18 September, 2007

Inspection of in the Wall Locker

Discovered this gem of a story in the comments at Neptunus Lex:

I can still remember many things about AOCS [Aviation Officer Candidate School]. Running on the beach in combat boots in August, poopy suits, Gunnery Sergeant Bodine, being “encouraged” by the DI’s [Drill Instructor's] stick on the O-Course, even being evacuated in the face of Hurricane Camille and watching Neil Armstrong land on the moon on the Batt III TV. It’s hard to believe, but my experience in AOCS was in 1969, almost 40 years ago.

One of the most humiliating experiences, at the time, seems funny now: RLP’s are frequent and nasty, room-locker-personnel inspections. During one such RLP, I was in my assigned room with my 3 roommates, each of us assigned to our own task of preparation (if one person did the same thing for all four of us, folded skivvies and polished brass would be the same for all four… a good thing).

My job was the wall locker (closet, for civilians). We had two, and I made certain all buttons were buttoned, zippers zipped, and everything hanging straight and in the perfect center of their hangers. We had a DI who carried a cane, and he would announce himself by banging it on the door frame of each room. We could, therefore, judge how far down the passageway he was from our room = how much time we had to get “wired up.”

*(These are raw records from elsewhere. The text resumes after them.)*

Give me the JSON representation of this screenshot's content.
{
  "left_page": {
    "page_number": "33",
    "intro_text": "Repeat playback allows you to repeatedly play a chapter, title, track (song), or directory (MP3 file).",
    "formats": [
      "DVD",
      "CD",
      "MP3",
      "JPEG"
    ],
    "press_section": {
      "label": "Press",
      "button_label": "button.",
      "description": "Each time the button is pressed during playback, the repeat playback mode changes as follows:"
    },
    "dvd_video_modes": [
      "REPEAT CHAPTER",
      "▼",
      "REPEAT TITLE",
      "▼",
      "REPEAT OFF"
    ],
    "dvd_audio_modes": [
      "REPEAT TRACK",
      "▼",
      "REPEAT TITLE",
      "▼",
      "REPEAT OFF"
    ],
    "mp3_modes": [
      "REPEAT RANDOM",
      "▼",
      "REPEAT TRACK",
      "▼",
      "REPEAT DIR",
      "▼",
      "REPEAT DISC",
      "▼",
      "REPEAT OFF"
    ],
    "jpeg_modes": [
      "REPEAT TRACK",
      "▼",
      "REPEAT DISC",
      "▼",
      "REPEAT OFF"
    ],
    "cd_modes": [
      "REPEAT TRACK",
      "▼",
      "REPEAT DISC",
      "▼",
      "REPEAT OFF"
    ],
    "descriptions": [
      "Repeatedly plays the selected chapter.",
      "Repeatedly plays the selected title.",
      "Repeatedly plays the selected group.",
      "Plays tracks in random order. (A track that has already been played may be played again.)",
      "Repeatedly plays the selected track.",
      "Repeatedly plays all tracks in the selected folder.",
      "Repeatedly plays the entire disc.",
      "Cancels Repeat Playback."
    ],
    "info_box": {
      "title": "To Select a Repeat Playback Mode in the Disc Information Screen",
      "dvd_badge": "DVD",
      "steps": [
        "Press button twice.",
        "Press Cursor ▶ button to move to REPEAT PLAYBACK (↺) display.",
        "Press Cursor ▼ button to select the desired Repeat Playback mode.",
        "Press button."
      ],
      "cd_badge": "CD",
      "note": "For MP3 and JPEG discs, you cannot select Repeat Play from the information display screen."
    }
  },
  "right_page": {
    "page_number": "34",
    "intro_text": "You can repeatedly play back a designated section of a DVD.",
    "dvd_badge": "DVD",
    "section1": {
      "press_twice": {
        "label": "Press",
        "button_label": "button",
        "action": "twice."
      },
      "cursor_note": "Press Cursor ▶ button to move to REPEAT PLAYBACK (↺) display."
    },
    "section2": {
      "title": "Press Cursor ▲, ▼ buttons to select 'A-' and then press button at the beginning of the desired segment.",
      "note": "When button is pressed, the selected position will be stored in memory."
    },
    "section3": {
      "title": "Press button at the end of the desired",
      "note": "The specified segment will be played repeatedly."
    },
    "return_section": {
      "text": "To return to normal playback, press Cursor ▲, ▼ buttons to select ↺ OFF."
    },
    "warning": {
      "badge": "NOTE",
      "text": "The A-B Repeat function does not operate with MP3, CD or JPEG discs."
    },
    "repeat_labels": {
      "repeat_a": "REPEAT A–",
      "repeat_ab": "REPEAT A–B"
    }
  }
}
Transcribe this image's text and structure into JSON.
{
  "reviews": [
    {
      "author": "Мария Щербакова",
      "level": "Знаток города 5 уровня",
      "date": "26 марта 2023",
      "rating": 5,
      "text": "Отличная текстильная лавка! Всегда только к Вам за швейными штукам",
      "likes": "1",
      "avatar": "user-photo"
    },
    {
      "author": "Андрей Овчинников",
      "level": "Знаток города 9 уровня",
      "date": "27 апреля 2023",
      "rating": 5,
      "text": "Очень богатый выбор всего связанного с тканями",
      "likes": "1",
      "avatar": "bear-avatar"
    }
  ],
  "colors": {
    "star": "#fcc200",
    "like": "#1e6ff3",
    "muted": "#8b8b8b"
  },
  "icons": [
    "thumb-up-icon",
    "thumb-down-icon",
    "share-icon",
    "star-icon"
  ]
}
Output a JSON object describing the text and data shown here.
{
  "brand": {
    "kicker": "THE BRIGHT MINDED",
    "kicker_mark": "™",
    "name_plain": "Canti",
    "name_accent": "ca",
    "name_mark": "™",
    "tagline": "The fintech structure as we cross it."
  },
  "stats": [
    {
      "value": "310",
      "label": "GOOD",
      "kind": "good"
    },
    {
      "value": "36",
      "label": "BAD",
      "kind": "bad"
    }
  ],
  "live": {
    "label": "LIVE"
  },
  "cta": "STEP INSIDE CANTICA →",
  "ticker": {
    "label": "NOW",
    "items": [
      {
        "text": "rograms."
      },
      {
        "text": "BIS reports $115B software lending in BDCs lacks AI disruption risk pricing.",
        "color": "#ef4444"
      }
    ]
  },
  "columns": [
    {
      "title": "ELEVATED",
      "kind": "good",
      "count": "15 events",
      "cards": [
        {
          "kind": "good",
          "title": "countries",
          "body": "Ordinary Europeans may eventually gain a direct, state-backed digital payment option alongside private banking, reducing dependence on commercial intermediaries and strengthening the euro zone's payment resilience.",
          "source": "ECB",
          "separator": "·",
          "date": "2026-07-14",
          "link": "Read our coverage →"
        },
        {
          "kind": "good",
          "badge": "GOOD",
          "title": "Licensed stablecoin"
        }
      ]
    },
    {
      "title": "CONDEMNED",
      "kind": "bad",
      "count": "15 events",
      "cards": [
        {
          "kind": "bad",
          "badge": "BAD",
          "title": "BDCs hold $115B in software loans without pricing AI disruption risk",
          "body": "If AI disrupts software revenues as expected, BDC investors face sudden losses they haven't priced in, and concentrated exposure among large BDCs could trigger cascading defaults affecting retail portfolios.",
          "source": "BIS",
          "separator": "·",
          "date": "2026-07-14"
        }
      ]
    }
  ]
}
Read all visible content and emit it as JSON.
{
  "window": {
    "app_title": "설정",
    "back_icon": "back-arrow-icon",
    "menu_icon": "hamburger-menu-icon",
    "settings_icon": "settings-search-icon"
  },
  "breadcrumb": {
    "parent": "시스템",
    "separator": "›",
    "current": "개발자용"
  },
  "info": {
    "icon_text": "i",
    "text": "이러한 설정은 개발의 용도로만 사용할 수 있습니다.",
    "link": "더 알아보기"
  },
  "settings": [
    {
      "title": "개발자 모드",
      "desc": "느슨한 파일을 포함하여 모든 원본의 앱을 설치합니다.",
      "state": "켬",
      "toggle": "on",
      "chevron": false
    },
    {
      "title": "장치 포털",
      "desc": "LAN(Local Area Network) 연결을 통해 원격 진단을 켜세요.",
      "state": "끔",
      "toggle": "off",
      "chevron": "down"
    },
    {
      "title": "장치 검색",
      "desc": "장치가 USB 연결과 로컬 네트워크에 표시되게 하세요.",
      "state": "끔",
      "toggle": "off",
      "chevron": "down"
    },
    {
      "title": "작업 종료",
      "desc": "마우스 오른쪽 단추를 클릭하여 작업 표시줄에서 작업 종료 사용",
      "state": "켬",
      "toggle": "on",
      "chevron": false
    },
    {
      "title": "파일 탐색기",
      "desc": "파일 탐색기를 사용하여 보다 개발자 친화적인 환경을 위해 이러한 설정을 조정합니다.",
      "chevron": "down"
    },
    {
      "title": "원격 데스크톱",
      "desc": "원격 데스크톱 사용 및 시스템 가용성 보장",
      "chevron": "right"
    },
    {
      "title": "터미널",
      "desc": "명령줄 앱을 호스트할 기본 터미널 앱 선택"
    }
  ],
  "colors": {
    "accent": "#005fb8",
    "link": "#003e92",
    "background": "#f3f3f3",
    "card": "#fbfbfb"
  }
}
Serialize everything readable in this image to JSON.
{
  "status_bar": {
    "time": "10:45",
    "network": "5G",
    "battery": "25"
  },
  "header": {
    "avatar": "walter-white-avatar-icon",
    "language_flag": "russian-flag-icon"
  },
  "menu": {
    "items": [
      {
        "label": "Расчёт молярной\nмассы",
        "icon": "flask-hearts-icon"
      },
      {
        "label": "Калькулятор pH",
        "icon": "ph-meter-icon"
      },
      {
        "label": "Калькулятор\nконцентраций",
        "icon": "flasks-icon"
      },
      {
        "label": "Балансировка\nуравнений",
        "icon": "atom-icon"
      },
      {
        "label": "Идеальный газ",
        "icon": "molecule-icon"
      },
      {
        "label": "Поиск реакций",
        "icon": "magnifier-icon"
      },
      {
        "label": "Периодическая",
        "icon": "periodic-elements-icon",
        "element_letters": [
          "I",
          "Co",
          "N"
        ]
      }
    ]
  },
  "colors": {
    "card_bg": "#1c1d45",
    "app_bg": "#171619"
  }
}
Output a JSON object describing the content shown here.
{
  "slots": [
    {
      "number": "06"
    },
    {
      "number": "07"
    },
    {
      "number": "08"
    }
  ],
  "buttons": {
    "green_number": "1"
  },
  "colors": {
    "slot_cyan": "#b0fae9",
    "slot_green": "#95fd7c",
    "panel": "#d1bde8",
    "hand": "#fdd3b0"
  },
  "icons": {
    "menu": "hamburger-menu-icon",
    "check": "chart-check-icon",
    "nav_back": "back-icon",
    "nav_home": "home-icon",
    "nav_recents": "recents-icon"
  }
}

This particular day, he was at the far end… giving us ample time, or so we all thought. To our surprise and my sheer terror, our door slammed open as he banged his cane. The door swung open, trapping me in the wall locker! DI Armstrong commenced to swear and tear my room-mates apart verbally, demanding to know my whereabouts. After many loud outbursts and too much time for me standing in the closet at attention, the DI opened the [closet] door.

Ready for the inevitable tirade and obligatory PT in the sandpit, I said, “going up, sergeant?”